J’avais jusqu’à un certain point l’instinct du chasseur-journaliste, mais pas jusqu’à risquer de finir coulé dans le béton. « Ces gens-là, il ne faut pas entrer en contact avec eux, il ne faut pas leur parler ! » me dit un ami qui connaissait le faubourg Montmartre sur le bout du doigt. Je n’avais pas vraiment l’intention de donner suite et je fus heureux de ne plus entendre parler de Marc Francelet. « Les Zemmour ! Bah ! Je les connais bien, ils ne sont pas si terribles que ça ! » me confie bizarrement le journaliste Jacques Derogy, spécialiste des questions de police à L’Express, avec qui je déjeune quelques mois plus tard. Mystère des affinités et complicités à Paris. Un autre journaliste, René Backmann, du Nouvel Observateur, était lui d’un avis différent. Dans les suites de la fusillade du Thélème, il avait écrit un long reportage publié sur deux pleines pages. Or, à la dernière minute au marbre, le nom de l’auteur avait été supprimé sur les conseils pressants de policiers de la brigade criminelle. Et si Edgard, le fou furieux de la famille, décidait de se vexer et de laver l’affront ?

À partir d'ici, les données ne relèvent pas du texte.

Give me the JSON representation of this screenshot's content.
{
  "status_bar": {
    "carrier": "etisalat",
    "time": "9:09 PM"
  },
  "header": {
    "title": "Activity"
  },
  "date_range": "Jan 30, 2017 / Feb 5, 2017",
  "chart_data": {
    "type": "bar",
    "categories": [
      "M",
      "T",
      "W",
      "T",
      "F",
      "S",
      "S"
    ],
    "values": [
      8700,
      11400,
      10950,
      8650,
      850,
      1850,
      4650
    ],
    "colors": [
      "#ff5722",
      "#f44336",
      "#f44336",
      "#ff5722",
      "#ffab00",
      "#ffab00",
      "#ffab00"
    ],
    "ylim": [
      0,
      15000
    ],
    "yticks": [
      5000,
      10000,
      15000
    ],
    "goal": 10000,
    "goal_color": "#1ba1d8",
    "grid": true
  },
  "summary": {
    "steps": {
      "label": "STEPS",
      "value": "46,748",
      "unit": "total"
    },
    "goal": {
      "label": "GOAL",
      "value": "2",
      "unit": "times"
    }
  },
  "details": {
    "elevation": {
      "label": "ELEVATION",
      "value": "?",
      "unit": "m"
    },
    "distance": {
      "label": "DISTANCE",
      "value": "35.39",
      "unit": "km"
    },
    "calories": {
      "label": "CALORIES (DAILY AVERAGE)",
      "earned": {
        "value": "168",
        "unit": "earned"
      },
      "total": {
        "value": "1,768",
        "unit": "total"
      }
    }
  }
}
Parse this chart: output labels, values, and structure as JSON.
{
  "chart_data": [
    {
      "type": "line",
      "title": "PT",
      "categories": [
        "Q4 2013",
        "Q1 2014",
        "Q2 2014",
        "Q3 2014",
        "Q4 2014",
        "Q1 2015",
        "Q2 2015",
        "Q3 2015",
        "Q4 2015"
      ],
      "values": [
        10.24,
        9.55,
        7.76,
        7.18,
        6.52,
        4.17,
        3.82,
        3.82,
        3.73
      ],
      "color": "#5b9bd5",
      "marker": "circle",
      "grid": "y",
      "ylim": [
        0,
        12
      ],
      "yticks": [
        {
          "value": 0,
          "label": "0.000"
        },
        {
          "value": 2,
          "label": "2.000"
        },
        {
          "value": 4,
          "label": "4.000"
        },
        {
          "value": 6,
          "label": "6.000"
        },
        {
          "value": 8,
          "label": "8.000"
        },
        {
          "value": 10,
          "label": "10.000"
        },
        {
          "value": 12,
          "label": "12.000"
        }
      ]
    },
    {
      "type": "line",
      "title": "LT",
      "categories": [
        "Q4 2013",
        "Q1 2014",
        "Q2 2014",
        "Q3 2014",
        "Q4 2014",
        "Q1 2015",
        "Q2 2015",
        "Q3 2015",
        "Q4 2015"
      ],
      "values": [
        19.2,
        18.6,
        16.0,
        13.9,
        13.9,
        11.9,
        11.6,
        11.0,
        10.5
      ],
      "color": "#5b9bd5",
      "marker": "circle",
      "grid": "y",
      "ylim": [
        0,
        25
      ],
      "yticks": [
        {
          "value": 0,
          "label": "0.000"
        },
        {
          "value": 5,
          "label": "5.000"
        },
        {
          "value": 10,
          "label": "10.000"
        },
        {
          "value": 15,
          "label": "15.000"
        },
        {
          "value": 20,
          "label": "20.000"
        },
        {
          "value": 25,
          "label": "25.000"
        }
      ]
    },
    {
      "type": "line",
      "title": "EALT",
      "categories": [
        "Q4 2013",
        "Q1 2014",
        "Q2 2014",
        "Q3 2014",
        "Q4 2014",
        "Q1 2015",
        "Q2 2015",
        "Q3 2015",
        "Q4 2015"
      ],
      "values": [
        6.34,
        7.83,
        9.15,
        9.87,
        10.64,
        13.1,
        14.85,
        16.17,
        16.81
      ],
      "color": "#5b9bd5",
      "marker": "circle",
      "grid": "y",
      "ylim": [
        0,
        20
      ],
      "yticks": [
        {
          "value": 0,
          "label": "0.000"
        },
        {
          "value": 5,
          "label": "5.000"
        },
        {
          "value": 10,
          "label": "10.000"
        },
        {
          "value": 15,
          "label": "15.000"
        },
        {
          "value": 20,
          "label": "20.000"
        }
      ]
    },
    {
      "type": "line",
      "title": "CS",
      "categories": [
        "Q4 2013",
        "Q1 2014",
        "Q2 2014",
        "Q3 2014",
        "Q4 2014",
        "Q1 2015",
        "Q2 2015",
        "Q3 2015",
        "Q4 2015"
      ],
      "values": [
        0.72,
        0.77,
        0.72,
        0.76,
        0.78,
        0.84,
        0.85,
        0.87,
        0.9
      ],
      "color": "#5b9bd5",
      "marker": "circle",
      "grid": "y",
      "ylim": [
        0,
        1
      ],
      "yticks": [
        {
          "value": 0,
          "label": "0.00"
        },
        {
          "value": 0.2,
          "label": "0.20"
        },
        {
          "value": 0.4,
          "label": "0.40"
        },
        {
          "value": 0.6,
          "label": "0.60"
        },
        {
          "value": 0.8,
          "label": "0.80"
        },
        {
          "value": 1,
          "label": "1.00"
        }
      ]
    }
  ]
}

À peu près à la même époque, j’avais interviewé un « grand flic », ancien chef de la police judiciaire. La rencontre avait eu lieu dans un vieux bureau mansardé du quai des Orfèvres. Contrairement aux flics nord-américains qui sont en général des armoires à glace et pratiquent une langue de bois semblable à celle des militaires, mon interlocuteur était un monsieur grisonnant à lunettes, pas particulièrement impressionnant par son physique, vêtu d’une veste fatiguée passée par-dessus un vieux pull à col en V. L’air d’un prof à la retraite, d’un fonctionnaire dans un film des années 1950, du vieux flic désabusé qui a tout vu au cours de sa carrière : les petits arrangements avec les indics, les coups de fil du chef de cabinet du ministre de l’Intérieur en cas d’affaire sensible, les coups fourrés montés par les services rivaux.